And I did just that today! Honestly, not very timely on Valentine’s Day of all days, but that is OK. I am a real person who is committed to being true to myself and honest with others. I’m going to spare many details of the current situation, but the general idea is that I “let someone down easy” today with love and respect. This week, my nervous system has been going crazy and I’ve been feeling totally off-balance and anxious because I put myself in a situation that felt WRONG. Nothing happened to me, I guarantee, so please don’t worry about me! I wanted to make sure that these gut feelings were negative, so I gave it a shot and oh boy, my gut is ALIVE AND WELL AND RESPONSIVE (ALWAYS REMEMBER TO THANK AND FOLLOW YOUR GUT).
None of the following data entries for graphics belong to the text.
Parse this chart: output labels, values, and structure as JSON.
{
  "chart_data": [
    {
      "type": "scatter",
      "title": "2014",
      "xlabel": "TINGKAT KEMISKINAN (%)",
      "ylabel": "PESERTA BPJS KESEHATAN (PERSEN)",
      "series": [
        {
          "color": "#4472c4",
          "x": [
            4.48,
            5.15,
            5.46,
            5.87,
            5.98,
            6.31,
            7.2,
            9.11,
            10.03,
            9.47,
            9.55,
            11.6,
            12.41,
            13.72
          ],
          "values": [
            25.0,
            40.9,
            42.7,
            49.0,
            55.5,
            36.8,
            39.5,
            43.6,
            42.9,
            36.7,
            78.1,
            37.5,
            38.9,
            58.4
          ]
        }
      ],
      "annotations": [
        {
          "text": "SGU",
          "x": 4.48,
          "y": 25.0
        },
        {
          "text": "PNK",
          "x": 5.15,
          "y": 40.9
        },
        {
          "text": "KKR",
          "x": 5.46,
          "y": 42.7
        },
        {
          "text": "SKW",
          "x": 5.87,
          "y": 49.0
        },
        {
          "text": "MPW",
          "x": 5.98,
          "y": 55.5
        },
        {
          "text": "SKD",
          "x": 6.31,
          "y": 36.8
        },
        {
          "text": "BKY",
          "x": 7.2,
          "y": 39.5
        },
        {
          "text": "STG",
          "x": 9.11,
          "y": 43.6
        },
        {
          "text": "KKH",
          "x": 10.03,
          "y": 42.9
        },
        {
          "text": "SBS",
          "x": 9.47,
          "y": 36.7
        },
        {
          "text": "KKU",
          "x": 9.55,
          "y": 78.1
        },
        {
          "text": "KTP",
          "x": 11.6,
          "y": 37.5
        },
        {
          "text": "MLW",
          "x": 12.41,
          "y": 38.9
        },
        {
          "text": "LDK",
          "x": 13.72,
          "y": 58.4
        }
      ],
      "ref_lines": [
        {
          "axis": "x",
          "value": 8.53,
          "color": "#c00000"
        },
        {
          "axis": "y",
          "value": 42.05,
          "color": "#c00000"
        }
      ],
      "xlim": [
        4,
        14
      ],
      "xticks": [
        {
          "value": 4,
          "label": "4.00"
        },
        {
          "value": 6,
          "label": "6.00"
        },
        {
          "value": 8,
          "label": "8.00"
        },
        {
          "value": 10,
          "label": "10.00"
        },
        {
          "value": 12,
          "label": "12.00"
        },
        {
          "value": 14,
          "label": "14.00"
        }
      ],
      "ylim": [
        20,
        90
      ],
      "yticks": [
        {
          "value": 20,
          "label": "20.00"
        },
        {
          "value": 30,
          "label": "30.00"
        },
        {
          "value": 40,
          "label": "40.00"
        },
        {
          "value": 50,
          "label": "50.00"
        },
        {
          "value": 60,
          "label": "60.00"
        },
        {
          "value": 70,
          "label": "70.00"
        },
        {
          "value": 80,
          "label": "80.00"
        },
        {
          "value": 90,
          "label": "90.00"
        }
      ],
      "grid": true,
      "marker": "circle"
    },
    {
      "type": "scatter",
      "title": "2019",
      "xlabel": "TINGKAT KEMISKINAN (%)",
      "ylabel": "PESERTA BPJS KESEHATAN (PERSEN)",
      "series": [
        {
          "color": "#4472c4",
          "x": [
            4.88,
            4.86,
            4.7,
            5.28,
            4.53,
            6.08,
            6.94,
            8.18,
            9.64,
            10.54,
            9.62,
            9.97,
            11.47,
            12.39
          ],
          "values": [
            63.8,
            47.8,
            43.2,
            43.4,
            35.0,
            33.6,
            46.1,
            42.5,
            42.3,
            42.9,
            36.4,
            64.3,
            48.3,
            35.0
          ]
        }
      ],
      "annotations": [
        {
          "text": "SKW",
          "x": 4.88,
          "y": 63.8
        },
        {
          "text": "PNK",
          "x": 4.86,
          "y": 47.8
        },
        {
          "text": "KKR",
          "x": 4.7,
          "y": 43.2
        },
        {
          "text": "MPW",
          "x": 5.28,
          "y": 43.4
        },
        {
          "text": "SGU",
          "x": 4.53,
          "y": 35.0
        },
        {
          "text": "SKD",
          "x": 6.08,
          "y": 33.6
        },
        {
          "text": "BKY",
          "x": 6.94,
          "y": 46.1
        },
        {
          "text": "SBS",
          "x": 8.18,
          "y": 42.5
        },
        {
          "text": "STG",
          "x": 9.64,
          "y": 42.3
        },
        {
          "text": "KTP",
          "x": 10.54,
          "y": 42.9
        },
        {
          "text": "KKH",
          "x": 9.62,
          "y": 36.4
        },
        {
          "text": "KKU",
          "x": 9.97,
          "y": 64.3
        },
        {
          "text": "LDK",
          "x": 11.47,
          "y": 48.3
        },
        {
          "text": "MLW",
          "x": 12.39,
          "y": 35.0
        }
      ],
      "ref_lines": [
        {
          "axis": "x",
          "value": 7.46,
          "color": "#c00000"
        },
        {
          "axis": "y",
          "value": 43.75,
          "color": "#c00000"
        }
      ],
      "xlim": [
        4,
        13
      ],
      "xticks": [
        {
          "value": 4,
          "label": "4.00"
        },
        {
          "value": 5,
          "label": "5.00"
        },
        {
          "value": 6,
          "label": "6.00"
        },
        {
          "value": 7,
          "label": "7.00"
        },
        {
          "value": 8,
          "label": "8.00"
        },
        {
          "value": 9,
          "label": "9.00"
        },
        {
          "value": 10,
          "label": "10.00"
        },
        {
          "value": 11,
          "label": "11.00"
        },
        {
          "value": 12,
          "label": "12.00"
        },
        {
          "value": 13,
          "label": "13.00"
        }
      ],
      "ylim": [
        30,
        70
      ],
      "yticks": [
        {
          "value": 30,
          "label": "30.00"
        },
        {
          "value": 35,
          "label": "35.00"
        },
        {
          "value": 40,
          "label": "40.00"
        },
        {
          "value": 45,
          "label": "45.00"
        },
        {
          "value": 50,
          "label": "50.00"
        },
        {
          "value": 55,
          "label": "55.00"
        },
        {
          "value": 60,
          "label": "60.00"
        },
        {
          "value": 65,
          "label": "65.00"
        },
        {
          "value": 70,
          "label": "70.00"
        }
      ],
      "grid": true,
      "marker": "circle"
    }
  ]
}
So I did just that and politely expressed myself and my honest feelings towards this particular situation. Codependent Marie would keep going with this and attach to the nearest person, place, or thing that would validate me and make me feel loved. I simply do not want this particular situation now or ever. And I am not longing for my ex this Valentine’s Day. I am simply focusing on taking care of myself. I bought myself flowers today after work! In therapy/life, I am working on being able to hold my anxious and unpleasant emotions instead of relying on others as my outlet for this energy. Social media and my friends are a great outlet and source of support for me, if I use these resources appropriately. I think I am doing pretty well actually. I’m listening to my inner voice (it’s hard not to when it is SCREAMING) and focusing on what is good for me. I feel good and proud. Tonight apparently, 2 raw and 2 microwaved pull-apart chocolate chip cookies were good for me. I think I just figured out what I’m giving up for Lent! :O I also went to church tonight for Ash Wednesday and visited my parents after. I had to do something difficult today, but everyone, including this other person deserves to be happy and to be LOVED FULLY. Right now, I am working on fully loving myself with no distractions!
Affirmation (silly): Love thyself, honor thyself, treat thyself.
YOU ALL ARE LOVED AND YOU BETTER SHOW IT TO YOURSELVES! It’s OK I’m just learning (to love me…Marie)!